Two U.S. officials confirmed that the Chashma reactor deal was finally reached.

Spokesmen for the Chinese and Pakistani embassies could not be reached for comment.

A State Department official declined to provide details of the sale but said it is not permitted under the U.S. understanding of China’s admission to the nuclear group. That understanding is that China would not sell additional reactors to Pakistan’s Chashma complex.

Nuclear Suppliers Group (NSG) participating governments have discussed the issue of China’s expansion of nuclear cooperation with Pakistan at the last several NSG plenary sessions,” the official said.

“We remain concerned that a transfer of new reactors at Chashma appears to extend beyond the cooperation that was ‘grandfathered’ in when China was approved for membership in the NSG.”

The administration is expected to protest the sale at an upcoming NSG meeting in June.

Pakistan does not have full-scope IAEA safeguards in place, something that is required before China could provide the third Chashma reactor.

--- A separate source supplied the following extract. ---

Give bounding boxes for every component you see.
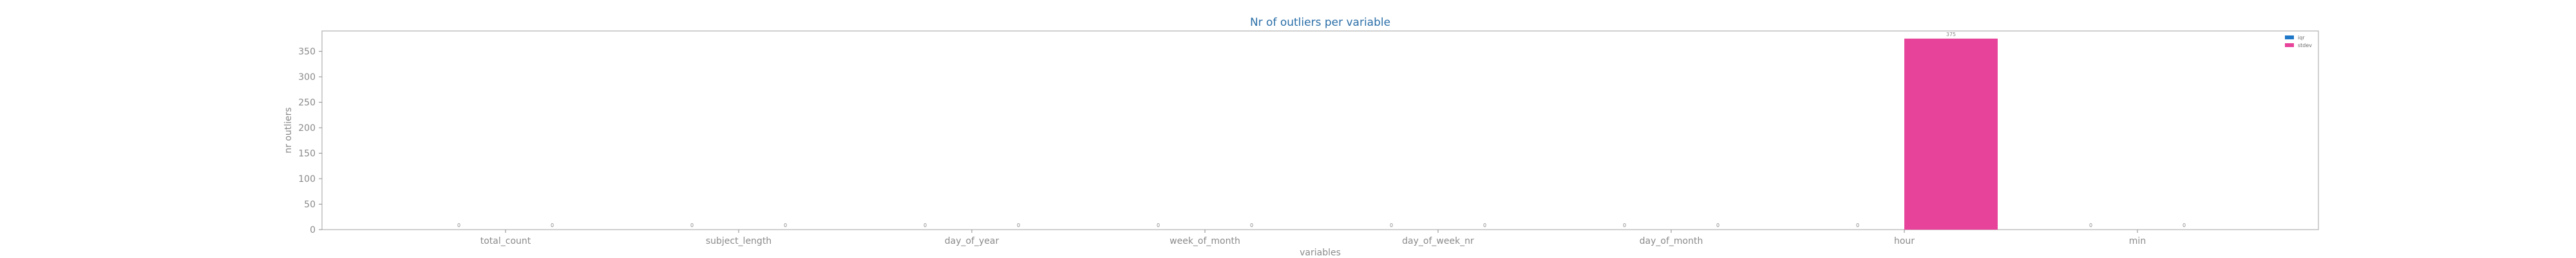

The 46-member NSG was formed in 1974 and its stated mission is to “contribute to the non-proliferation of nuclear weapons through the implementation of guidelines for nuclear exports and nuclear related exports.”

China agreed as part of its NSG membership that it would limit future reactor sales to Pakistan to the Chashma 1 and Chashma 2 reactors.

The officials said China specifically directed Pakistani officials not to make the latest reactor deal public. Beijing sought to avoid the negative publicity expected from the deal that could upset the leadership transition that took place last week at the National People’s Congress, the communist mock parliament that formally appointed top communist leaders to government posts, the officials said.

China also sought to keep the reactor agreement secret from the United States, which this year is serving as the rotating head of the NSG.

The Chinese also urged the Pakistani delegation from the Atomic Energy Commission to play down the recent transfer of control to a Chinese company of the key port of Gwadar that U.S. officials said likely will be used by Chinese warships for port calls.

The port is close to the Persian Gulf, where some 20 percent of the world’s oil is produced.

The deal for Chashma was announced in July 2010 during the visit to China by Pakistani President Asif Ali Zardari. However, the announced arrangement was limited to a memorandum of understanding.